In my latest for Cartoon Movement, we can only wonder how Steve Jobs would’ve handled this.
Last week, This American Life described some of the working conditions of factory employees who manufacture products for Apple Inc. at Apple’s largest supplier,Foxconn.
Apple has been criticized for inaction when allegations that employees are abused, harassed and underpaid at Foxconn, which produces some of the company’s biggest sellers, including the iPhone, iPad and MacBook laptop computers.
Those allegations are joined by reports of child labor in building Apple products (Apple says it stops the practice when it discovers it ), as well as reports of workers driven to suicide. (There are macabre stories of Foxconn erecting nets to catch would-be suicide jumpers at their factories.)

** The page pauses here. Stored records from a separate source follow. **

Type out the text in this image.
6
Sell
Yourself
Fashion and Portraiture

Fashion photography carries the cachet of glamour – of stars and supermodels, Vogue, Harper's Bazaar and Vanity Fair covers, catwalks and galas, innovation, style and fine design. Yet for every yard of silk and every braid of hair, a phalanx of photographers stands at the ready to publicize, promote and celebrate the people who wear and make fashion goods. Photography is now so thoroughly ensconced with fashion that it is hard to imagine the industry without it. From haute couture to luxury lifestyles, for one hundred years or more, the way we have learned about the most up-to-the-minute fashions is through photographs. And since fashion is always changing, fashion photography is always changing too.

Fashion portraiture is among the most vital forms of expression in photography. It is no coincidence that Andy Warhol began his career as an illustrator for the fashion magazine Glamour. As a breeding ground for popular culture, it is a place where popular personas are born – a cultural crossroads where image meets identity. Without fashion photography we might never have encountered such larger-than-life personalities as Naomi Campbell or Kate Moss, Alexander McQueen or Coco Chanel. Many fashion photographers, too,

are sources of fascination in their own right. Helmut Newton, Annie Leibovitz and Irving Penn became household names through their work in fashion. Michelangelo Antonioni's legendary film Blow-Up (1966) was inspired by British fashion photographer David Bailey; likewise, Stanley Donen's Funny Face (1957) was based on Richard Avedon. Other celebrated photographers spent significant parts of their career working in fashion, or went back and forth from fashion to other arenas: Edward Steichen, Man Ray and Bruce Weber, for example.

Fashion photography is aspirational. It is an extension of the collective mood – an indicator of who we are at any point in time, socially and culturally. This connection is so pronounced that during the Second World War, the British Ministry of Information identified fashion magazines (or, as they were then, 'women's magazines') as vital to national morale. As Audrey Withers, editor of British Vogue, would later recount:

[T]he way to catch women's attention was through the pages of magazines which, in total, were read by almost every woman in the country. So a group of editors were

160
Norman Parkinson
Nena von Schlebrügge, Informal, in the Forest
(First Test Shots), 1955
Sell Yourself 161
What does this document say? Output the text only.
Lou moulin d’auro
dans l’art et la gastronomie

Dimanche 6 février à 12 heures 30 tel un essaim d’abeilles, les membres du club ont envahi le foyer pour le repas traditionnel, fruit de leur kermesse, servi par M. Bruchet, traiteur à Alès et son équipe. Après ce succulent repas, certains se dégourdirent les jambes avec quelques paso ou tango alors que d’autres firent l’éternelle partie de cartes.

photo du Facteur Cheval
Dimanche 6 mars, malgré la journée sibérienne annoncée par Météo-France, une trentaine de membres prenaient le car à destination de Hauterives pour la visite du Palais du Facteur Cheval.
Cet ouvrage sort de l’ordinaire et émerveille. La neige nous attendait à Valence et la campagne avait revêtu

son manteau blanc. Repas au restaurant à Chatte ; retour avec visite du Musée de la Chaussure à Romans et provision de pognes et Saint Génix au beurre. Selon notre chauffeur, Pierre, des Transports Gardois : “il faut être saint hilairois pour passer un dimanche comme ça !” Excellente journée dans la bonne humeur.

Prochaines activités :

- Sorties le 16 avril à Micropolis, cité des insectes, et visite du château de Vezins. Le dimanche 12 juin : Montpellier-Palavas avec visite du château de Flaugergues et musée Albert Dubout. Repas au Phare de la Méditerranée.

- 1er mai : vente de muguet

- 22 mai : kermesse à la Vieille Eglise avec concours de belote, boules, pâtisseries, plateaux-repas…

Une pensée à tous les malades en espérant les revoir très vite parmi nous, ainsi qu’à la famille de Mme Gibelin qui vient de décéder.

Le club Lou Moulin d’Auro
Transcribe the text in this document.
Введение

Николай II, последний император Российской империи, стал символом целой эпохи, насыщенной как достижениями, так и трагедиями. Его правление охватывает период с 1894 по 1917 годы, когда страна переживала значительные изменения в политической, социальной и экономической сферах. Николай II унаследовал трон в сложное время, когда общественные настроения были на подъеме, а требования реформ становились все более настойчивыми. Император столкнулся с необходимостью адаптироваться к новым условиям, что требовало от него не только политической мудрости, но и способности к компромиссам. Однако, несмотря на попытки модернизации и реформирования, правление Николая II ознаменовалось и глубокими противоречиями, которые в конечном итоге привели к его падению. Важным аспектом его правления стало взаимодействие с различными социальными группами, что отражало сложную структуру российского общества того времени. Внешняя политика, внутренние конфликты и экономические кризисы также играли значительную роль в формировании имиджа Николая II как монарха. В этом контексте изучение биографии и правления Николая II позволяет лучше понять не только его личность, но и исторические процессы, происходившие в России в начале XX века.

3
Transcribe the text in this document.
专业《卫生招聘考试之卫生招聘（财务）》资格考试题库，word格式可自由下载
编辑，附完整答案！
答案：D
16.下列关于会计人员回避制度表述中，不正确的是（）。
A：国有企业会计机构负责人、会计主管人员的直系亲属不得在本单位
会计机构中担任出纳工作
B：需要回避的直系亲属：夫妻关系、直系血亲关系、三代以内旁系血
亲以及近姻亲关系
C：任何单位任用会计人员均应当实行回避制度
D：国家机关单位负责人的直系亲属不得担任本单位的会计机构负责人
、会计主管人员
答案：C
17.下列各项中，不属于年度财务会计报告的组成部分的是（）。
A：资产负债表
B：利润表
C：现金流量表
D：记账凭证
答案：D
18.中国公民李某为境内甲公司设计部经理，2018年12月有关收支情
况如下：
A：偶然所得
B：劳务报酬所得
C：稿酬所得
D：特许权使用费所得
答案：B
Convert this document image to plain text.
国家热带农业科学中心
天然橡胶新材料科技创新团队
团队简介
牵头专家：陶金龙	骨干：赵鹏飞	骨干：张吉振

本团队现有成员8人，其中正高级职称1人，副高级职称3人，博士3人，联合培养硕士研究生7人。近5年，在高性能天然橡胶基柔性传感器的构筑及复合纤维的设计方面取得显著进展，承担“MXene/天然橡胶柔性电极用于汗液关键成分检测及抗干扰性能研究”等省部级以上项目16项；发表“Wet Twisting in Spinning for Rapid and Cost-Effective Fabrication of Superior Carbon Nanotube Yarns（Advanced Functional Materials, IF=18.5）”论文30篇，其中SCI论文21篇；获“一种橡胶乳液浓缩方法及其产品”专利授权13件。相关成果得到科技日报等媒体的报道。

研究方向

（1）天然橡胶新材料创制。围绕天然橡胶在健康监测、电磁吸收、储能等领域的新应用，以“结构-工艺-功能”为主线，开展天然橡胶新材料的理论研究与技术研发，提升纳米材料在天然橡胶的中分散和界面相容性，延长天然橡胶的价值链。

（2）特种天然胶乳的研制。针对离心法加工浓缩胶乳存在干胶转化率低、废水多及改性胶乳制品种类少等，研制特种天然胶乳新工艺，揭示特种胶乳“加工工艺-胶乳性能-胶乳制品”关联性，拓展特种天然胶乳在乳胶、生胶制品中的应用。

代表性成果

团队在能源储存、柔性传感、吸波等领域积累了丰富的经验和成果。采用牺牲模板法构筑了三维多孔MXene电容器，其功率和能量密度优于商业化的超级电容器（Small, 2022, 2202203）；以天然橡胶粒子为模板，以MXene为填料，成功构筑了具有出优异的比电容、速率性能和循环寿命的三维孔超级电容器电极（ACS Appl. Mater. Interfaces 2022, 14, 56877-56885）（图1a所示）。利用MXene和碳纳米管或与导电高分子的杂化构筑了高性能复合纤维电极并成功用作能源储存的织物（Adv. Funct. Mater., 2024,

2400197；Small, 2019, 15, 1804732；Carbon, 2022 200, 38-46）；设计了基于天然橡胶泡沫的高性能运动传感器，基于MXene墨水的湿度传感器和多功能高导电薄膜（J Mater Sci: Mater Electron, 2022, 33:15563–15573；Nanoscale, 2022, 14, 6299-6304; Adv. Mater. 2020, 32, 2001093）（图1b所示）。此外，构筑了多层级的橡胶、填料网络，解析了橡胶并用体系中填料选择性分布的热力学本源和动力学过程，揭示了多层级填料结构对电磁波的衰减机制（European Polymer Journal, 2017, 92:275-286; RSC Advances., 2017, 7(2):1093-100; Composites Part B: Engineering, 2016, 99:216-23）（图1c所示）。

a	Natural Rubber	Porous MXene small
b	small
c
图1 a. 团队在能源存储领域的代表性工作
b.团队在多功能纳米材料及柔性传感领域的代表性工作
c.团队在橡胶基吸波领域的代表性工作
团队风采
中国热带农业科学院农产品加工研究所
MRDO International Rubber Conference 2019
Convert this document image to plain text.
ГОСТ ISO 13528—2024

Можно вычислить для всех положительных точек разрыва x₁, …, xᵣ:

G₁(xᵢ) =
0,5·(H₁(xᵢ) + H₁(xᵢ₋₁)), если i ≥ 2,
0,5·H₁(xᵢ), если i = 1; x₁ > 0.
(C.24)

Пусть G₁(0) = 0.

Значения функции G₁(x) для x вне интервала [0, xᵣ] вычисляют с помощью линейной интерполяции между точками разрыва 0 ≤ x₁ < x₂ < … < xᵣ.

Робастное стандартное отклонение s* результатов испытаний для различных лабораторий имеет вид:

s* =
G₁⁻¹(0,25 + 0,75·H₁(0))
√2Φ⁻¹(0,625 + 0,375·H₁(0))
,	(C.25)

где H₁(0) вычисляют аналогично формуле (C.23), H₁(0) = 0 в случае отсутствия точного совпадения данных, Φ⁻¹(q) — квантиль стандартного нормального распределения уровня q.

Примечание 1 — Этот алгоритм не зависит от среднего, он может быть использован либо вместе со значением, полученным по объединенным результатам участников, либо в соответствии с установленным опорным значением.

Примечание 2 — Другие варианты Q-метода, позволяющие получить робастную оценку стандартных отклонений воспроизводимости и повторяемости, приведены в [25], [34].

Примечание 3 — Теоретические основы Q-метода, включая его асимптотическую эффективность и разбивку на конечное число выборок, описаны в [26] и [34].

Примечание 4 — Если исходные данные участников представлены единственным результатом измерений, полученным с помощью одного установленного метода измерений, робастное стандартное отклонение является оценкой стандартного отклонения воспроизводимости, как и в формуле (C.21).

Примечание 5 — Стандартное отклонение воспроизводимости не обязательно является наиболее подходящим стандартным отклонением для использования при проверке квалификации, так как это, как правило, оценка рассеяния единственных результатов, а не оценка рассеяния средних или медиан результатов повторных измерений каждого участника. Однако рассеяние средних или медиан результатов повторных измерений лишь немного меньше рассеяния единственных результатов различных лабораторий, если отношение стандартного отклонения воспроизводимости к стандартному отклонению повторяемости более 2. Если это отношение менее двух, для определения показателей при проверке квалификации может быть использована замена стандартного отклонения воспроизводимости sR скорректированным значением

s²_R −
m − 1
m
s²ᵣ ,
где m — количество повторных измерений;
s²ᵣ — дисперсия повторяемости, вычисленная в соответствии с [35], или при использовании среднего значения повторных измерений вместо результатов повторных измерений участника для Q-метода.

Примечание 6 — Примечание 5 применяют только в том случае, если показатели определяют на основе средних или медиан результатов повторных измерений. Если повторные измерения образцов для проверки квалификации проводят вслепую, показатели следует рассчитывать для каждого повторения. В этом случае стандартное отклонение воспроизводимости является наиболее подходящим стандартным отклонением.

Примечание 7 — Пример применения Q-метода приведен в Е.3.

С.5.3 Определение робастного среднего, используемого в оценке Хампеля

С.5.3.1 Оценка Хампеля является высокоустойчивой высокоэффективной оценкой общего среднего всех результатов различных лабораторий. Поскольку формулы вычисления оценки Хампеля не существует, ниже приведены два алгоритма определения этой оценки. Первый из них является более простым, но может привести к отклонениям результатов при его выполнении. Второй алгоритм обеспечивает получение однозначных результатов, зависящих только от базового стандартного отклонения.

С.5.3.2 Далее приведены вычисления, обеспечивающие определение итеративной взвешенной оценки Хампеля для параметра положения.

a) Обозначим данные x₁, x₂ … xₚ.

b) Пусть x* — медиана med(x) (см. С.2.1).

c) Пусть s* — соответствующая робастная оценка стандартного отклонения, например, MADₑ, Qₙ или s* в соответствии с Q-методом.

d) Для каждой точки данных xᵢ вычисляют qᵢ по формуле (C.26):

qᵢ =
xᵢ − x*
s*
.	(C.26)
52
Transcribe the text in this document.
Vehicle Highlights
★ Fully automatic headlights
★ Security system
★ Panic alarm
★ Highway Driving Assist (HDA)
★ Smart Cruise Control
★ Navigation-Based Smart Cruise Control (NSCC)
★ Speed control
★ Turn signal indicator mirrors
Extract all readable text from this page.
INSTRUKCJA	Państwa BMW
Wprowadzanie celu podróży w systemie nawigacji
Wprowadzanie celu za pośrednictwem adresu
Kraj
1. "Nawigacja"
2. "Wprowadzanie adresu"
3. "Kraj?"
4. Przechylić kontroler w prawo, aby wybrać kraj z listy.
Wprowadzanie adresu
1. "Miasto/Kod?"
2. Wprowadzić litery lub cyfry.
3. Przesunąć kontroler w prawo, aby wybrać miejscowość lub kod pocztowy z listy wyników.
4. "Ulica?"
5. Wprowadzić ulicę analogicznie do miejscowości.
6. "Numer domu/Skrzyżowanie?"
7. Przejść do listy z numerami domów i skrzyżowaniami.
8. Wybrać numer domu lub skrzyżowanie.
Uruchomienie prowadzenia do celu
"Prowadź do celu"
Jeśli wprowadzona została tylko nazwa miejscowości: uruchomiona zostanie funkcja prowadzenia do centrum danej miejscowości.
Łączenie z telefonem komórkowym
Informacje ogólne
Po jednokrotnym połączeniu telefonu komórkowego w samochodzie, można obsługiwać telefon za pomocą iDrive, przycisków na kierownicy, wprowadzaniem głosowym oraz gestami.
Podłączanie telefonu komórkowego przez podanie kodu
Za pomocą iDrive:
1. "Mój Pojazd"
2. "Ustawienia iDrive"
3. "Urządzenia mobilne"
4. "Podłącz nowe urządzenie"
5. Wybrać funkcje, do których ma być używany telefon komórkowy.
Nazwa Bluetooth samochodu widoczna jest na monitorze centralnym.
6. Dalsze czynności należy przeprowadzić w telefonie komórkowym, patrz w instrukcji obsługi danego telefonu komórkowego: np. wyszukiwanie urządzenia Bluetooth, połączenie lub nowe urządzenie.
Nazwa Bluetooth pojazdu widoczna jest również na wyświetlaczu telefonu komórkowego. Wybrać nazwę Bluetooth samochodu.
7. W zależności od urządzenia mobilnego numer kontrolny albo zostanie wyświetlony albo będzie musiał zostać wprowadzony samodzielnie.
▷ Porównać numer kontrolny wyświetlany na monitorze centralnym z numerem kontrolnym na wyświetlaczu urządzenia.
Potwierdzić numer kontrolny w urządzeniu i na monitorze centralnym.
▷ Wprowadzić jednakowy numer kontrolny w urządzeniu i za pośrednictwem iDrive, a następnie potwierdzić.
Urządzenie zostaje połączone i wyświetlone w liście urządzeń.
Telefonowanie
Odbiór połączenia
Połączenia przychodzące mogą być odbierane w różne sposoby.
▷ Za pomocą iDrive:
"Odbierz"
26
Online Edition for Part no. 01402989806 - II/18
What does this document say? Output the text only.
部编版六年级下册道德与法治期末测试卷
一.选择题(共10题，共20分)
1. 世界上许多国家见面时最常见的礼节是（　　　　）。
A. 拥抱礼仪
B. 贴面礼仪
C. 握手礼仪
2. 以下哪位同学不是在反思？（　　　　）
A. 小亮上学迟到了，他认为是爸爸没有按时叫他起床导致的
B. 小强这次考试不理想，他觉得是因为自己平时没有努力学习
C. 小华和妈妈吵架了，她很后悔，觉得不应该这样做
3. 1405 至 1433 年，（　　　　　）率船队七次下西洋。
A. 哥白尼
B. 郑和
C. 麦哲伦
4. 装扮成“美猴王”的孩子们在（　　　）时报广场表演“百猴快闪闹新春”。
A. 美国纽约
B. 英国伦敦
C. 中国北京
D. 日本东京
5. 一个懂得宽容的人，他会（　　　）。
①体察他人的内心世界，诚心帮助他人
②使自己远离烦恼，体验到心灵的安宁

Following the TAL report, Apple announced that it’s stepping up enforcement of its suppliers’ facilities to improve working conditions of factory workers, which has a demonstrable affect on the child labor issue, according to company CEO Tim Cook:
Thanks to our supplier responsibility program, we’ve seen dramatic improvements in hiring practices by our suppliers. To prevent the use of underage labor, our team interviews workers, checks employment records and audits the age verification systems our suppliers use. These efforts have been very successful and, as a result, cases of underage labor were down sharply from last year. We found no underage workers at our final assembly suppliers, and we will not rest until the number is zero everywhere.
You can look at Apple’s latest internal suppler audit via Ars Technica. It’s also worth noting this isn’t a problem exclusive to Apple alone.
But Apple’s own goals for supplier conduct aren’t exactly dream job-like; and media outlets report Foxconn employees working for $1 an hour for 48 hours a week (Apple caps the workweek for employees of its suppliers at 60 hours), and an explosion of “combustible dust” killed four workers and injured 18 at one plant in 2011, according to the 2012 audit report.
There is also the irony that many of these factory workers can’t afford to own the products they build for the rest of us.